I also began to wonder why we feel we need all these appliances in the first place. The answer, I suppose, is that our lives have become increasingly busy. We’re always in a rush, and we don’t have time to wait around. We’ve also become accustomed to convenience, and soon become impatient if things take too long.
These days, the cost of living is so high that a couple living alone will probably both have to work. Previously, of course, one would have a job whilst the other would take care of the house. This must be one reason why labour-saving devices became so popular. In a way, I think this is a shame. A huge proportion of people feel their jobs are meaningless or unsatisfying. With many modern jobs, it’s hard to see how they benefit anyone. Housework, on the other hand, always feels useful; it would be nice if it was recognised as real work. However, I don’t think it’s a great idea for one person to earn all the money and another to do all the housework. To me, it seems better to split both tasks so no-one becomes resentful.
Do labour-saving devices detach us from our work?
When I left uni and suddenly had a lot more time on my hands, I noticed something strange. After loading my clothes into the washing machine, I’d be hit with an odd sense of detachment. It was as if I was disconnected from the process of washing my clothes, because the machine was doing it for me. It felt wrong when I came back later and my clothes were almost magically clean. And when I used my parents’ dishwasher, it felt like cheating! Sometimes the dishwasher and washing machine would both be going, and I’d be sitting around without much to do. This seemed silly.
I really crave work that directly benefits myself and those around me. It brings me great inner peace to sit at the table with my mum, peeling apples the neighbour has brought us from his orchard. It’s the same when I go blackberry-picking, or cook a meal for my family. It’s work, but the benefits are so clear that it doesn’t feel like it.

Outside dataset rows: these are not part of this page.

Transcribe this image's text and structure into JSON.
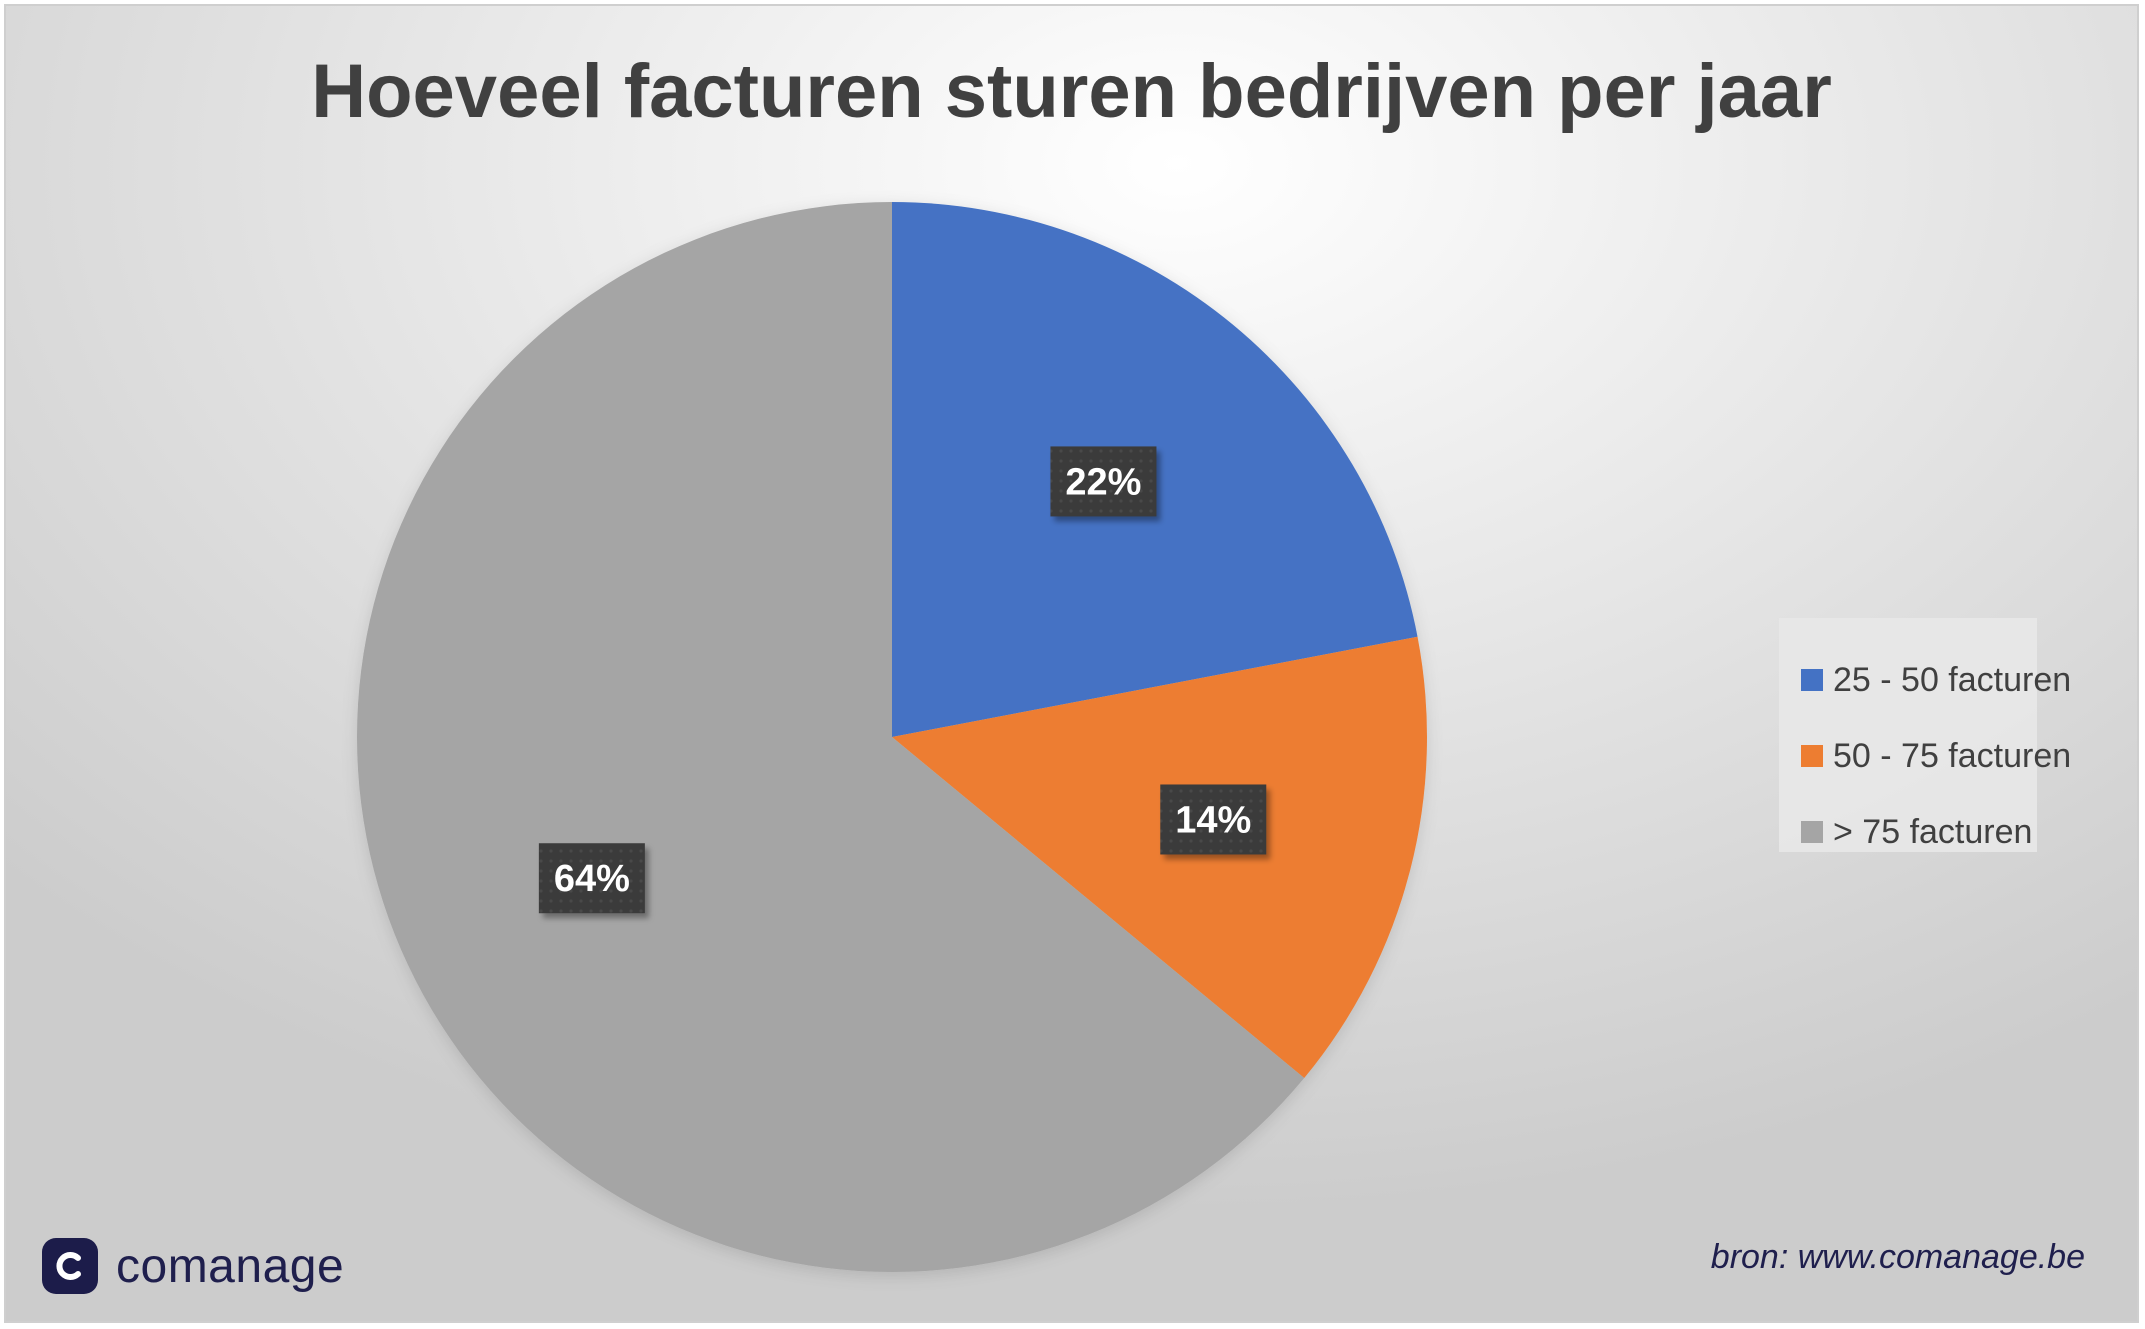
{
  "chart_data": {
    "type": "pie",
    "title": "Hoeveel facturen sturen bedrijven per jaar",
    "categories": [
      "25 - 50 facturen",
      "50 - 75 facturen",
      "> 75 facturen"
    ],
    "values": [
      22,
      14,
      64
    ],
    "value_labels": [
      "22%",
      "14%",
      "64%"
    ],
    "colors": [
      "#4472C4",
      "#ED7D31",
      "#A5A5A5"
    ],
    "start_angle_deg": 0,
    "direction": "clockwise",
    "legend_position": "right"
  },
  "legend": {
    "items": [
      {
        "label": "25 - 50 facturen",
        "color": "#4472C4"
      },
      {
        "label": "50 - 75 facturen",
        "color": "#ED7D31"
      },
      {
        "label": "> 75 facturen",
        "color": "#A5A5A5"
      }
    ]
  },
  "brand": {
    "name": "comanage",
    "icon": "comanage-logo-icon"
  },
  "source": {
    "text": "bron: www.comanage.be"
  }
}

For this reason, I really admire self-sufficient communities. Everyone chips in, whether it’s to produce food and energy, repair things or build homes. Money doesn’t change hands, because it doesn’t need to. I sometimes think the devices intended to make our lives easier actually make things more complicated.
Of course, I am generalising a lot here. Some people have meaningful jobs which they love and wouldn’t change for the world. And I don’t think machines and labour-saving devices are evil. In reality, I would probably tire of washing clothes by hand very quickly! But I do think there’s a middle ground. I’ve written before about the manual washing machine I used on a permaculture farm in North Wales. Turning the handle just 120 times was enough to wash our clothes. It felt good to be doing at least some of the work myself, and of course it helped the environment too. It’s worth noting that many appliances, especially small ones like kettles and toasters, are very power-hungry. We might save considerable energy by doing without them.

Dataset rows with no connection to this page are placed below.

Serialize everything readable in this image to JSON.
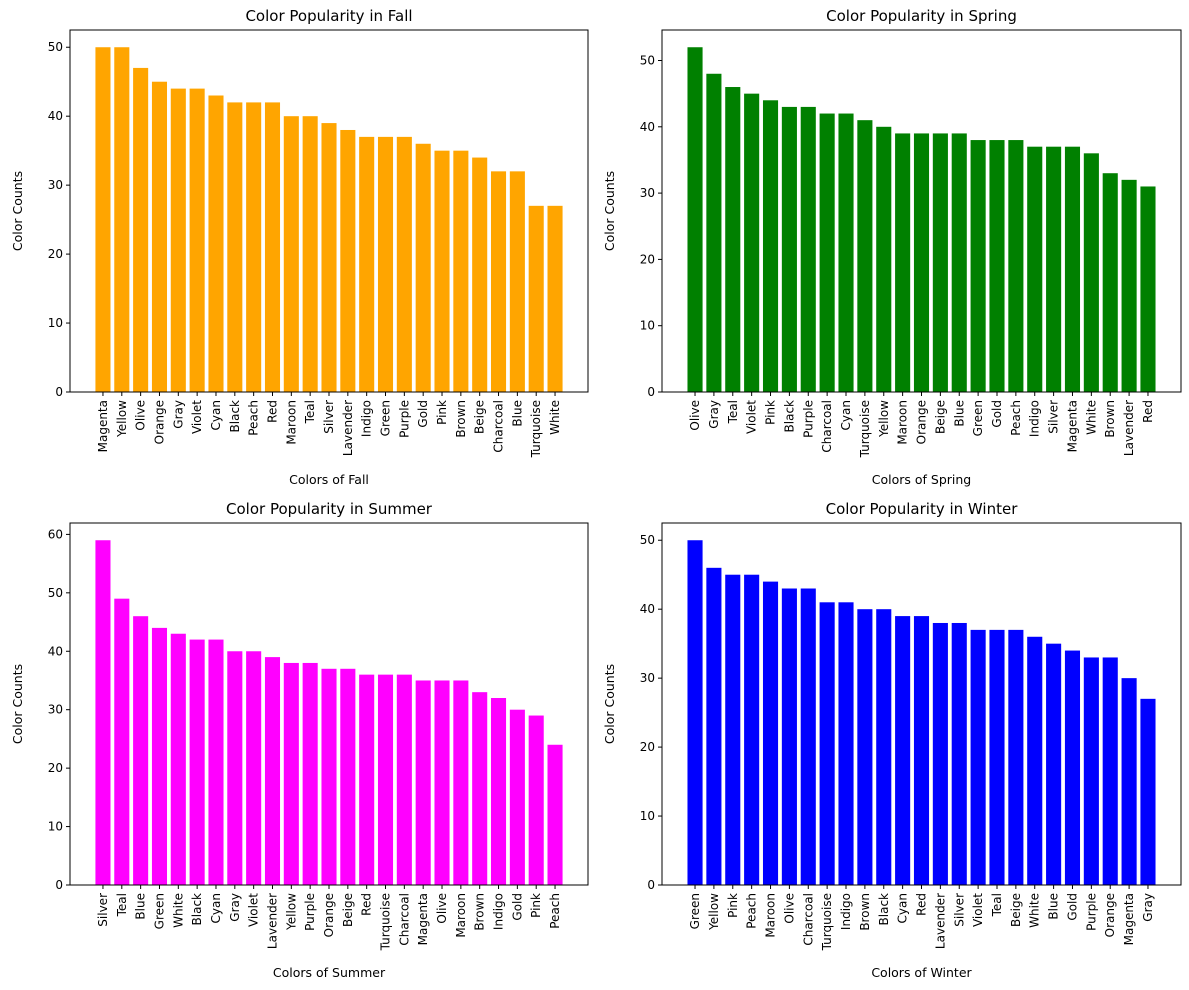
{
  "chart_data": [
    {
      "type": "bar",
      "title": "Color Popularity in Fall",
      "xlabel": "Colors of Fall",
      "ylabel": "Color Counts",
      "color": "#FFA500",
      "ylim": [
        0,
        52.5
      ],
      "yticks": [
        0,
        10,
        20,
        30,
        40,
        50
      ],
      "categories": [
        "Magenta",
        "Yellow",
        "Olive",
        "Orange",
        "Gray",
        "Violet",
        "Cyan",
        "Black",
        "Peach",
        "Red",
        "Maroon",
        "Teal",
        "Silver",
        "Lavender",
        "Indigo",
        "Green",
        "Purple",
        "Gold",
        "Pink",
        "Brown",
        "Beige",
        "Charcoal",
        "Blue",
        "Turquoise",
        "White"
      ],
      "values": [
        50,
        50,
        47,
        45,
        44,
        44,
        43,
        42,
        42,
        42,
        40,
        40,
        39,
        38,
        37,
        37,
        37,
        36,
        35,
        35,
        34,
        32,
        32,
        27,
        27
      ]
    },
    {
      "type": "bar",
      "title": "Color Popularity in Spring",
      "xlabel": "Colors of Spring",
      "ylabel": "Color Counts",
      "color": "#008000",
      "ylim": [
        0,
        54.6
      ],
      "yticks": [
        0,
        10,
        20,
        30,
        40,
        50
      ],
      "categories": [
        "Olive",
        "Gray",
        "Teal",
        "Violet",
        "Pink",
        "Black",
        "Purple",
        "Charcoal",
        "Cyan",
        "Turquoise",
        "Yellow",
        "Maroon",
        "Orange",
        "Beige",
        "Blue",
        "Green",
        "Gold",
        "Peach",
        "Indigo",
        "Silver",
        "Magenta",
        "White",
        "Brown",
        "Lavender",
        "Red"
      ],
      "values": [
        52,
        48,
        46,
        45,
        44,
        43,
        43,
        42,
        42,
        41,
        40,
        39,
        39,
        39,
        39,
        38,
        38,
        38,
        37,
        37,
        37,
        36,
        33,
        32,
        31
      ]
    },
    {
      "type": "bar",
      "title": "Color Popularity in Summer",
      "xlabel": "Colors of Summer",
      "ylabel": "Color Counts",
      "color": "#FF00FF",
      "ylim": [
        0,
        61.95
      ],
      "yticks": [
        0,
        10,
        20,
        30,
        40,
        50,
        60
      ],
      "categories": [
        "Silver",
        "Teal",
        "Blue",
        "Green",
        "White",
        "Black",
        "Cyan",
        "Gray",
        "Violet",
        "Lavender",
        "Yellow",
        "Purple",
        "Orange",
        "Beige",
        "Red",
        "Turquoise",
        "Charcoal",
        "Magenta",
        "Olive",
        "Maroon",
        "Brown",
        "Indigo",
        "Gold",
        "Pink",
        "Peach"
      ],
      "values": [
        59,
        49,
        46,
        44,
        43,
        42,
        42,
        40,
        40,
        39,
        38,
        38,
        37,
        37,
        36,
        36,
        36,
        35,
        35,
        35,
        33,
        32,
        30,
        29,
        24
      ]
    },
    {
      "type": "bar",
      "title": "Color Popularity in Winter",
      "xlabel": "Colors of Winter",
      "ylabel": "Color Counts",
      "color": "#0000FF",
      "ylim": [
        0,
        52.5
      ],
      "yticks": [
        0,
        10,
        20,
        30,
        40,
        50
      ],
      "categories": [
        "Green",
        "Yellow",
        "Pink",
        "Peach",
        "Maroon",
        "Olive",
        "Charcoal",
        "Turquoise",
        "Indigo",
        "Brown",
        "Black",
        "Cyan",
        "Red",
        "Lavender",
        "Silver",
        "Violet",
        "Teal",
        "Beige",
        "White",
        "Blue",
        "Gold",
        "Purple",
        "Orange",
        "Magenta",
        "Gray"
      ],
      "values": [
        50,
        46,
        45,
        45,
        44,
        43,
        43,
        41,
        41,
        40,
        40,
        39,
        39,
        38,
        38,
        37,
        37,
        37,
        36,
        35,
        34,
        33,
        33,
        30,
        27
      ]
    }
  ]
}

This brings to mind the Rayburn in my childhood home. It heated the house and the water, but also functioned as a stove. We turned up in the evenings to cook, and boiled an old-fashioned kettle on it at the same time. This meant we could boil water for tea without using any extra fuel. We could also toast bread on the hotplate. When it was cold, we all gathered around the Rayburn. And it did an excellent job of drying laundry, along with wet shoes and coats. Essentially, it could be a boiler, oven, heater, toaster and tumble dryer all in one – simplicity itself, and extremely durable. Looking back, we could definitely have done without most of our appliances.
Finding balance is important. I think some gadgets, like food processors, are exceptionally useful. And I’m going to keep using my (second-hand) laptop and phone. But I will also strive to keep my life as simple as I reasonably can, because I know that’s what brings me happiness. What about you?